In a recent analysis, financial research firm Morningstar has identified two dividend stocks as aristocrats and undervalued: Chevron and Becton Dickinson. These stocks are considered strong picks for value investors due to their long-term competitive advantages, or "moats," and their current trading below Morningstar's fair value estimates.

Chevron: A Strong Position in the Oil and Gas Sector

Chevron, the second-largest oil company in the U.S., is recognized as a dividend aristocrat for its consistent dividend increases and strong competitive position in the oil and gas sector. Morningstar highlights Chevron as an undervalued dividend stock with a moat status, reflecting its strong competitive position. The stock is trading below Morningstar’s fair value estimate of $176, offering a potential upside of 17%.

Becton Dickinson: A Leading Player in the Medical-Surgical Industry

Becton Dickinson, a major medical technology company, is also identified as a dividend aristocrat with an economic moat.
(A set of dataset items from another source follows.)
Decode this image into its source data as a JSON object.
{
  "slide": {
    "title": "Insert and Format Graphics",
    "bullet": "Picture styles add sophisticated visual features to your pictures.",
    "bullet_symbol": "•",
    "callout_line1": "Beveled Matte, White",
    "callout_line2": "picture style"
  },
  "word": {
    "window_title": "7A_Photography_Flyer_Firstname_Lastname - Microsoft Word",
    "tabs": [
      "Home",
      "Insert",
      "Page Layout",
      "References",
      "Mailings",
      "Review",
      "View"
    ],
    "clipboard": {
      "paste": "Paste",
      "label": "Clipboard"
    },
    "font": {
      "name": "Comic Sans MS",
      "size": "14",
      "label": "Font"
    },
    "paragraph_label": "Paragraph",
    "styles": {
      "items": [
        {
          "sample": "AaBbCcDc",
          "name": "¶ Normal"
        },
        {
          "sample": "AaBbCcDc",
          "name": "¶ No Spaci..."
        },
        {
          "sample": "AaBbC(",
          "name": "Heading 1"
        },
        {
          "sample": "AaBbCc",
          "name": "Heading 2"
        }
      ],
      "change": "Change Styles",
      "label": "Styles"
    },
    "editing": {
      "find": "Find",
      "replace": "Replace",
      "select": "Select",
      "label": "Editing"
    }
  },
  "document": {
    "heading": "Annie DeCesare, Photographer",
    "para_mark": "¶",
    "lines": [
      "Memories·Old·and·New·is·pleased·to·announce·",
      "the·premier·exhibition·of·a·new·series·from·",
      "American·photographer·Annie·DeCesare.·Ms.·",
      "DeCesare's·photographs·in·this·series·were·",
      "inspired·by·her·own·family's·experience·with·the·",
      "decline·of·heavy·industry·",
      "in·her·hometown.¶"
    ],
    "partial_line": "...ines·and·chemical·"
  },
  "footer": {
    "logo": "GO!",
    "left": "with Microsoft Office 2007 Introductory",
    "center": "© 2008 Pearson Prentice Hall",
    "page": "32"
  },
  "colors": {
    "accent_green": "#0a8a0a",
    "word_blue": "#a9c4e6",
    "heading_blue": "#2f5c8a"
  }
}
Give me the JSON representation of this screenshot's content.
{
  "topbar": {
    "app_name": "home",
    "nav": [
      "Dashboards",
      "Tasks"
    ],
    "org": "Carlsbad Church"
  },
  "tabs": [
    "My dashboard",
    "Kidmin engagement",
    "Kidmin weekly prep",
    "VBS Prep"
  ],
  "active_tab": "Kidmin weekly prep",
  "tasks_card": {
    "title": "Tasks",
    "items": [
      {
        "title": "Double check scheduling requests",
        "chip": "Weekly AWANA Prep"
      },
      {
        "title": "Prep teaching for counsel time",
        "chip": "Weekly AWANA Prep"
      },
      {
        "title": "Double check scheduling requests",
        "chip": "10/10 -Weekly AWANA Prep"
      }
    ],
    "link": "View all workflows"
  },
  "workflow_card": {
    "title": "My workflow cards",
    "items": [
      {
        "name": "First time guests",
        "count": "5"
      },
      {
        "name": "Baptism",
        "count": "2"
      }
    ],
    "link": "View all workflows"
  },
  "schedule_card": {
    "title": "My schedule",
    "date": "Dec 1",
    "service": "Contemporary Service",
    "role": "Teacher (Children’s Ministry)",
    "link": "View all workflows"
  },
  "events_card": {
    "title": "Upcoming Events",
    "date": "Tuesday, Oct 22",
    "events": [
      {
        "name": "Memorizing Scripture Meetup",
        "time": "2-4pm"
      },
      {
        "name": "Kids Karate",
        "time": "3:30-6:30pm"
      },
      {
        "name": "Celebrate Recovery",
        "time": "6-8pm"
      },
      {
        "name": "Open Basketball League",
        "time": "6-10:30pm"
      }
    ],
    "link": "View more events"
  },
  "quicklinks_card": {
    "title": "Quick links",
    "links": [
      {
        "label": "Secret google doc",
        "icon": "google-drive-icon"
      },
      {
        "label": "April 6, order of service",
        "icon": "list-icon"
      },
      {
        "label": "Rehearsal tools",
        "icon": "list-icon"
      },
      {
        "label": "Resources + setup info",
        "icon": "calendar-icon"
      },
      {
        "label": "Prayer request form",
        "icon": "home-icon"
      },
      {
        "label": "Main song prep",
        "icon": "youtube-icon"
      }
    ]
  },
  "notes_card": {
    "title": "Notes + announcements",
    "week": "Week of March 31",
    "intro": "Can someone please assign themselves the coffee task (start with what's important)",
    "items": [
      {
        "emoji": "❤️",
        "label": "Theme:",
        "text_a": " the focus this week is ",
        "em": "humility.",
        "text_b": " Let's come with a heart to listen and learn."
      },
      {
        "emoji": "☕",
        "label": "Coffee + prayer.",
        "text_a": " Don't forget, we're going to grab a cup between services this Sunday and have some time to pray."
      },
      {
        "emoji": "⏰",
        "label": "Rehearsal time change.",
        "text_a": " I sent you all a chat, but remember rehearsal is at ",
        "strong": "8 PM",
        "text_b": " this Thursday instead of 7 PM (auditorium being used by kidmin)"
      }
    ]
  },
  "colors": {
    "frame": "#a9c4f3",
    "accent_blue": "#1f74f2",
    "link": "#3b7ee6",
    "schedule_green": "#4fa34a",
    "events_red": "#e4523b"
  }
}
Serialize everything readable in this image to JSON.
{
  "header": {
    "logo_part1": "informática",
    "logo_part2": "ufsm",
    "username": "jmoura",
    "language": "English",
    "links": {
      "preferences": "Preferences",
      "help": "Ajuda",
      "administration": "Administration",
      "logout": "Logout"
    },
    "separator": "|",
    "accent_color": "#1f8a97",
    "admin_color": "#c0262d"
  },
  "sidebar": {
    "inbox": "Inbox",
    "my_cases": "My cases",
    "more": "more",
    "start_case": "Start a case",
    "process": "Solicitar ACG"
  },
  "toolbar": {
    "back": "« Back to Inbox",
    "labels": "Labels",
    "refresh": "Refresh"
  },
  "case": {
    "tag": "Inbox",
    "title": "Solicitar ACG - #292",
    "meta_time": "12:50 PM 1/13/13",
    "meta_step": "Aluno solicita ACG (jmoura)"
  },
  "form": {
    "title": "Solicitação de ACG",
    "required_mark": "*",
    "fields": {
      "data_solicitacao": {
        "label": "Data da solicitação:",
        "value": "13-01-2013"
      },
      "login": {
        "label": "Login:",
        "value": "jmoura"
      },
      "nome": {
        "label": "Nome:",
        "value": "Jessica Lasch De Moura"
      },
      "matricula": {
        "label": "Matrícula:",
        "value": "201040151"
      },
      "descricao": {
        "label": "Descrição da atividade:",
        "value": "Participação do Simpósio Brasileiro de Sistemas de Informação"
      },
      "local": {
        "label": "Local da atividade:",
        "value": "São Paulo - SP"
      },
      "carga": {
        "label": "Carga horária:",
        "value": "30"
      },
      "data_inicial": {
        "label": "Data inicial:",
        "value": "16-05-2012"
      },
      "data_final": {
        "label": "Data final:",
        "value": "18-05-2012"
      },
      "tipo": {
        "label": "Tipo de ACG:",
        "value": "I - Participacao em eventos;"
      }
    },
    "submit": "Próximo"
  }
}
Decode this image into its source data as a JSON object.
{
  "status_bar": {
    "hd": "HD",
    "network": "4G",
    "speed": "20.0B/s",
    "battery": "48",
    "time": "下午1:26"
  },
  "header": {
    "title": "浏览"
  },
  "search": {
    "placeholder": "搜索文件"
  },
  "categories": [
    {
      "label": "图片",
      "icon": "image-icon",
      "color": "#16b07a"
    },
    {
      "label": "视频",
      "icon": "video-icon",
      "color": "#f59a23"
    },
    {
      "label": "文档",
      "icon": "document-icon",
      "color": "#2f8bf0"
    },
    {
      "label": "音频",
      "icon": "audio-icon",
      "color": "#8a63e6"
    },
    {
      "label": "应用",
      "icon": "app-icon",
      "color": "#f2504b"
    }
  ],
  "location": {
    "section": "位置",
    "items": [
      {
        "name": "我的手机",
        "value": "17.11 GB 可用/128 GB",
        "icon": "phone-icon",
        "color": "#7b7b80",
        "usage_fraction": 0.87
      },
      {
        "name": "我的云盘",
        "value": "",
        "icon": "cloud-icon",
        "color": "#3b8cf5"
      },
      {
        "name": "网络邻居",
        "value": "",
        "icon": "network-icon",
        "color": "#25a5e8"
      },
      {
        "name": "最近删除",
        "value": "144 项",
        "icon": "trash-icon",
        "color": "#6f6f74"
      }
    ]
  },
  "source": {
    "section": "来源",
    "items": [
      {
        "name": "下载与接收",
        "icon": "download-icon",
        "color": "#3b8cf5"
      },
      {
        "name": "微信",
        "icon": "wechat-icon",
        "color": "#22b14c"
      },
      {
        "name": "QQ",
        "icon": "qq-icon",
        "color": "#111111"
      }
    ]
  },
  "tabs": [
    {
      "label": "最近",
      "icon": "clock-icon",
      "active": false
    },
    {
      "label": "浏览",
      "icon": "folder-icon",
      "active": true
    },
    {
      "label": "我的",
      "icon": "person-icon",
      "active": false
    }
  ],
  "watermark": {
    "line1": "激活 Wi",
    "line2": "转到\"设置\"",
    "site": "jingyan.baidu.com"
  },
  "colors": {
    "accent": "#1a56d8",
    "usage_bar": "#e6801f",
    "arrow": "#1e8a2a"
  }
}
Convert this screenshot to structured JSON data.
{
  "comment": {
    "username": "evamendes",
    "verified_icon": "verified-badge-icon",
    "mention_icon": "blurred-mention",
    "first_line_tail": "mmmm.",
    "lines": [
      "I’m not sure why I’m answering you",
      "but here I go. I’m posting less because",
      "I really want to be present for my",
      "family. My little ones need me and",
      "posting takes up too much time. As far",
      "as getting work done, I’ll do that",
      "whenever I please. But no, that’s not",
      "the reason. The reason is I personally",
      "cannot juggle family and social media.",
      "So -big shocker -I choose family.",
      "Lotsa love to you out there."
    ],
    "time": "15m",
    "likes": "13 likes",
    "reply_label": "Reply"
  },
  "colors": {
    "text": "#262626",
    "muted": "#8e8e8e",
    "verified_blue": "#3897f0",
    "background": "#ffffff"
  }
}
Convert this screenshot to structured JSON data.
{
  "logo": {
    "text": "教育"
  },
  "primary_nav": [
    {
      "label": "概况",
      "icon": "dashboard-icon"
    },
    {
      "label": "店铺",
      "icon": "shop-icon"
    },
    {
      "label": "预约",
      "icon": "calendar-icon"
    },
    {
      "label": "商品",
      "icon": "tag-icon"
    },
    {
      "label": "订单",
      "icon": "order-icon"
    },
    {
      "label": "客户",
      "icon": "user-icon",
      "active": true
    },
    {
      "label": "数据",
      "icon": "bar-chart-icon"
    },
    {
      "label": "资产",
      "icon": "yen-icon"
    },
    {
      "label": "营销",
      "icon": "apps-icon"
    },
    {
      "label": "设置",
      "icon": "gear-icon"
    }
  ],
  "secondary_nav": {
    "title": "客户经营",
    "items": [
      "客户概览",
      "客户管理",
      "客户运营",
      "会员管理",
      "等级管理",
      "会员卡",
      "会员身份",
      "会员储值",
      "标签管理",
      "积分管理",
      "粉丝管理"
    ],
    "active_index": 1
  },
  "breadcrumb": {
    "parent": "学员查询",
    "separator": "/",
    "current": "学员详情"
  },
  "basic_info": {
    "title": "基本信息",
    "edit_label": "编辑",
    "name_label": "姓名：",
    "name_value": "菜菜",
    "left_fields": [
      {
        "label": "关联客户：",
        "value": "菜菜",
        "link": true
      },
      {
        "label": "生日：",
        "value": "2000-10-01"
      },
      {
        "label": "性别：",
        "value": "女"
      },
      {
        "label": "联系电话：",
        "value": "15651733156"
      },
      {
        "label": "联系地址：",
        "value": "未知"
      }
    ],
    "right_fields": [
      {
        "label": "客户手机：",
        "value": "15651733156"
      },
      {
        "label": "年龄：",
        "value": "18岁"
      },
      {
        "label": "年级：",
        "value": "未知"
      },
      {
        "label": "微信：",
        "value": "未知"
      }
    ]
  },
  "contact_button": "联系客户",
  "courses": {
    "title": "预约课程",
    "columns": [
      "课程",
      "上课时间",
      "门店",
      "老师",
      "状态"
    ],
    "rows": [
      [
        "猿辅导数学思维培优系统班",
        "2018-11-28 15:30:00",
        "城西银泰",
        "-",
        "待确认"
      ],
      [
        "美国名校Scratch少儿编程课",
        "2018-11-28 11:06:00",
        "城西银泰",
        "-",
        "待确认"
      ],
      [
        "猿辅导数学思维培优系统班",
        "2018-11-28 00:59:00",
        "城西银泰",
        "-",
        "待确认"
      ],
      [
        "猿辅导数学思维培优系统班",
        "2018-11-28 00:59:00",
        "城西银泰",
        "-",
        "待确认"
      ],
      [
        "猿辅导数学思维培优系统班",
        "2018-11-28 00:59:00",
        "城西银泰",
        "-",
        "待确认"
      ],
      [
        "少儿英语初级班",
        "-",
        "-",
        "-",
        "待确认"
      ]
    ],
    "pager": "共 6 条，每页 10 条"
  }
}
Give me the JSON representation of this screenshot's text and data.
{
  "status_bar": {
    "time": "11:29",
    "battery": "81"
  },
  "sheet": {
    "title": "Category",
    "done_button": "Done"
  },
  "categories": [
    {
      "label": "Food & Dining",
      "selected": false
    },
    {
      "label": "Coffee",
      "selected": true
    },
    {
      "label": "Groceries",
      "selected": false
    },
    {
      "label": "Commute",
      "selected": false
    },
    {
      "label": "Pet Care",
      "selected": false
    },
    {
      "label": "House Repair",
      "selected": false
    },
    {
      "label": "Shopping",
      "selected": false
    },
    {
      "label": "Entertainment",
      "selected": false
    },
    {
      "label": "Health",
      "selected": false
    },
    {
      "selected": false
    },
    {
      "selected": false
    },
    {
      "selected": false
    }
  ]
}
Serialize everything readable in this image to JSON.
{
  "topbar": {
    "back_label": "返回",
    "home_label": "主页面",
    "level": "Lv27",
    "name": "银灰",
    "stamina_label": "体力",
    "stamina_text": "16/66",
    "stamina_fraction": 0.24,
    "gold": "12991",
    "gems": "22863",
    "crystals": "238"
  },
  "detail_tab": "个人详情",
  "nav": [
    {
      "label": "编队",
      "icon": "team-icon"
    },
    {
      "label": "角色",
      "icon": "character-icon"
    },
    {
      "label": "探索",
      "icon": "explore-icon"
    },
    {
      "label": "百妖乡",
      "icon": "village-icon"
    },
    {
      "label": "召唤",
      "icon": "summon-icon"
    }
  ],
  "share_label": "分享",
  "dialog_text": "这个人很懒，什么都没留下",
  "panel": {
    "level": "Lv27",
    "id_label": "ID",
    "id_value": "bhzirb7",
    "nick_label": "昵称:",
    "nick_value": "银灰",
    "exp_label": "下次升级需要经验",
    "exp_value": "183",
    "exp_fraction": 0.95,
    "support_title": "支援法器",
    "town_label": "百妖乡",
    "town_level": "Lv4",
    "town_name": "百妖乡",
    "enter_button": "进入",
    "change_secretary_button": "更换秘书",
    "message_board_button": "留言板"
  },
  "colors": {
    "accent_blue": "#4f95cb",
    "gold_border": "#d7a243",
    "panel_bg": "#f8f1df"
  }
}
It has consistently raised dividends for over 25 years, underpinning its dividend safety and long-term competitive advantage. Morningstar’s research includes Becton Dickinson among recommended undervalued dividend aristocrats, although specific details about its moat or potential upside are not provided in the given text.

The Becton Dickinson stock currently trades at around $325, and it has a dividend yield of 1.58%. Susan Dziubinski, an expert at Morningstar, states that dividend aristocrats with moats are less likely to cut their dividends. However, no specific details about Becton Dickinson's history of increasing dividends for at least 25 years are provided in the given text.

Becton Dickinson is the world's largest manufacturer and distributor of medical-surgical products, but it does not appear to have a specific technological advantage, strong pricing power, patents, or an advanced supply chain that competitors lack, unlike Chevron.

A Potential Breakout for Becton Dickinson

Recently, Becton Dickinson underwent a consolidation and could break out again by overcoming the 200-day line. The potential upside for Becton Dickinson is 35%, according to Morningstar.

In summary, Chevron (energy sector) and Becton Dickinson (healthcare sector) stand out as two undervalued, moat-protected dividend aristocrats that Morningstar recommends buying within the current U.S. market environment. Investors seeking value and dividend growth may find these stocks appealing.

  • Investors looking for value and dividend growth might find both Chevron and Becton Dickinson appealing, given they are undervalued dividend aristocrat stocks recommended by Morningstar.
  • Chevron, a divinity aristocrat in the oil and gas sector, may offer a potential upside of 17% as it trades below Morningstar's fair value estimate of $176, while Becton Dickinson, a major player in the medical-surgical industry, could provide a potential upside of 35%, according to Morningstar.